The scrotum is specially designed to house the testes and provide structural support for these vital organs. Septum, a specialized connective tissue, is responsible for the internal division that creates two specific compartments to house the testes.

The scrotum, along with the penis, is firmly attached to the anterior section of a triangular shaped area known as urogenital triangle. The posterior section of this triangle comprises the anus.


Just behind the base of the penis, the scrotum hangs in its protective sac. The scrotum is mainly responsible for providing structural support of the testes while offering them protection as well as maintains their position as it pertains to the male body’s pelvic area. The skin of the scrotum in an adult male body is usually darker than the rest of the skin of the human body. While it has sparse hair that offers additional protection, it also is covered with a very soft skin. Sebaceous glands are housed within the scrotum.

Scrotal muscles are responsible for the variations in appearance. The scrotum of one male body may appear different at various stages of contraction of these specialized muscles.
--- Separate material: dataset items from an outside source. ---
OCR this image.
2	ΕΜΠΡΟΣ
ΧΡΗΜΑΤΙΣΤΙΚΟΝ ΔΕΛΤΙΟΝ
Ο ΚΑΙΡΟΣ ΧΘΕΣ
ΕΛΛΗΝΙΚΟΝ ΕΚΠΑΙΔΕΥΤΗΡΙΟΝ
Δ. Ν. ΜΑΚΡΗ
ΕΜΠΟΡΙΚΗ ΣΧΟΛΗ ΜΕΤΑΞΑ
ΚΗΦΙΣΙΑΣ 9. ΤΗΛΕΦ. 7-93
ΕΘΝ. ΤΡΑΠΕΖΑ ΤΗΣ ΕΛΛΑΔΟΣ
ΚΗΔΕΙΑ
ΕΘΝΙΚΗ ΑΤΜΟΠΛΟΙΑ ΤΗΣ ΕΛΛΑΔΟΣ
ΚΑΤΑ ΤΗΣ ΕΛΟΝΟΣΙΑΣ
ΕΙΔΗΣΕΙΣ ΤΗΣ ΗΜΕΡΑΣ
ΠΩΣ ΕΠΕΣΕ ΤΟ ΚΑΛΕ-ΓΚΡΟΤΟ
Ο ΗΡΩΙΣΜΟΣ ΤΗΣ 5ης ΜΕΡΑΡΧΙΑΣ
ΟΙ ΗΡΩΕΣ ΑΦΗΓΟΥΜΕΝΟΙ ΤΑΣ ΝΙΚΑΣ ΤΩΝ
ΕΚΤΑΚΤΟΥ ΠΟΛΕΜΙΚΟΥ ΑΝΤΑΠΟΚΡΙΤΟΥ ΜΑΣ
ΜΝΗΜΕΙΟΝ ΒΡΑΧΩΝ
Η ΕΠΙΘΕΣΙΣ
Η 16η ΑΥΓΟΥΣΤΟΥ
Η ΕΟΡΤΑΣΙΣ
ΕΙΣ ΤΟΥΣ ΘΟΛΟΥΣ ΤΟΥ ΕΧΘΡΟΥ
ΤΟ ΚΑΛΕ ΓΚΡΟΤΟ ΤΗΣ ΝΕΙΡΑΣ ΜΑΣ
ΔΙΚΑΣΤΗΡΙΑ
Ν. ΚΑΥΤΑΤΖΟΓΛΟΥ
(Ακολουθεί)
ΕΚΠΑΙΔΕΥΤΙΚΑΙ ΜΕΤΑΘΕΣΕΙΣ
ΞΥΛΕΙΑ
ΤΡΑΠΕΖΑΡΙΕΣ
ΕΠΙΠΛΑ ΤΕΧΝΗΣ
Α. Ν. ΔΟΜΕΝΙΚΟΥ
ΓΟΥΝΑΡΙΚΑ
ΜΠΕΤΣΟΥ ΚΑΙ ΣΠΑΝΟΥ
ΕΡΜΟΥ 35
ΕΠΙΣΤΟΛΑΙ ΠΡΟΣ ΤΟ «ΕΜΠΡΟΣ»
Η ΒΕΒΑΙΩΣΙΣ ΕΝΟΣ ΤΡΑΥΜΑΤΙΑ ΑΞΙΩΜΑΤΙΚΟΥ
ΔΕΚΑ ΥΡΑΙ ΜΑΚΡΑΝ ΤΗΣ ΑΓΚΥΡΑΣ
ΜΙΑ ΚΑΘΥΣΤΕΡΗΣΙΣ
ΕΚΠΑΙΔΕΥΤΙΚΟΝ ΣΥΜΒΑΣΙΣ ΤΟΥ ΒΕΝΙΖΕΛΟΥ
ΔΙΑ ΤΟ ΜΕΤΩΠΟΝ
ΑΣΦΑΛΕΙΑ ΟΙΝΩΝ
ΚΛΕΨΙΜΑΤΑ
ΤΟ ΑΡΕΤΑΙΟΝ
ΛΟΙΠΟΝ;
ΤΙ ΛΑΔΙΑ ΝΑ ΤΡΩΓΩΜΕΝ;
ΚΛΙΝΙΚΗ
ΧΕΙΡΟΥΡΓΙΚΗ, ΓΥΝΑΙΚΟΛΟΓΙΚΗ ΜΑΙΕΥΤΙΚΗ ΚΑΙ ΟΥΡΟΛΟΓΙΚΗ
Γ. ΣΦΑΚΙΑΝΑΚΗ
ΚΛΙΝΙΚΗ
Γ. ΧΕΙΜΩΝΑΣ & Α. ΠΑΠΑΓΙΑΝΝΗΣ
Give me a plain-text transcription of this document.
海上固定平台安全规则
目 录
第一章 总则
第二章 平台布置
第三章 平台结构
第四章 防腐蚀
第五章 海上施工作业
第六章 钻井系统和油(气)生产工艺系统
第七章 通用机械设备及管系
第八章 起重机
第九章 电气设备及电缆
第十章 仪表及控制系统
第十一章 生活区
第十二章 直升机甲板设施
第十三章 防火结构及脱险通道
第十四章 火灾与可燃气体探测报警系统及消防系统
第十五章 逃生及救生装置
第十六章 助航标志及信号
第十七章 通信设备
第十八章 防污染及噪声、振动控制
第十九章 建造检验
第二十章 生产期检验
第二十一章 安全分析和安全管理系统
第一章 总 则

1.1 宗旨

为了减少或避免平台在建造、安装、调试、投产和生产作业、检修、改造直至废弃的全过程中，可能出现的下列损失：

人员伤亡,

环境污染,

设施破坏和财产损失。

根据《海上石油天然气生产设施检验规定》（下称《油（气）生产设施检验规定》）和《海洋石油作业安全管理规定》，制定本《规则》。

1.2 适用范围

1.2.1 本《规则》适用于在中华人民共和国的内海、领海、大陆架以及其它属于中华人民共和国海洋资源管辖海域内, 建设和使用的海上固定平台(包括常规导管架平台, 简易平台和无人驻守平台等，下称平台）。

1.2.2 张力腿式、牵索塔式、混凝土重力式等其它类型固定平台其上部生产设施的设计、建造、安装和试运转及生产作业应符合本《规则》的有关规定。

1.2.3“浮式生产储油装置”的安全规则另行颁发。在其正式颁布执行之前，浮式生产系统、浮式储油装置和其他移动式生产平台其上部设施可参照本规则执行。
A layer of smooth muscle tissue known as dartos is positioned just under the scrotum’s skin. The spermatic cord creates the grounding for a small amount of the bands of skeletal muscle within the scrotum.


Image: Scrotum

This band is known as cremaster and is helps to create the spermatic cord, which is a fascia tube responsible for encompassing the testicular nerves, vessels and the ductus deferens. Clod temperatures affect the cremaster and the dartos, which entices them to contract in an effort to provide the scrotum with more body heat by shrinking it and drawing it closer to the body. The abdominal oblique muscle creates a continuation which turns into the cremaster. The cremaster then continues to create the testes. This muscle can act in both voluntary and involuntary methods. When this muscle contracts to preserve heat and seek the warmth of the pelvic region, the testes become wrinkled and shriveled.

The opposite is also true, and when there is ample heat, these muscle become relaxed and are likely to visually hang lower, away from the body heat offered by the pelvic region. The scrotum is ultimately seeking temperatures that are about 3 ½ degrees below the body’s normal temperature. The chronic contracting and relaxing of the scrotal muscles help regulate the temperature of the testes. The testes are ultimately seeking the optimal temperature for healthy sperm.

Structurally, the scrotum is actually segregated into two distinct segments. The compartments are created length wise and maintain their separation via a fibrous scrotal septum. This internal segregation helps to protect testes from being infected or damaged via disease of the other one.


To help protect against damage, the left testis descends farther down than the right to avoid compression in the event of impact. The surface of the testes provides evidence of the scrotal septum with the appearance of a longitudinal line that runs front to back over the entire testis, with the exception of where it attaches to the body. This ridge is referred to as perineal raphe.

The scrotum has a high demand for the supply of blood as well as the supply of nerve activity. The internal iliac artery sends off a branch of the called the internal pudental branch which in turn serves the blood demands of the scrotum. The femoral artery also sends out a branch to serve the blood demands of the scrotum known as the external pudental branch. And finally, the inferior epigastric artery sends off the cremasteric branch to fulfill the blood demands of the scrotum. Just like most of the human body, the venous drainage flows a nearly identical path in reverse. The basic nerves of the scrotum are sensory nerves. This includes the posterior coetaneous nerves that lead in from the thigh, pudental nerves, and ilioinguinal nerves.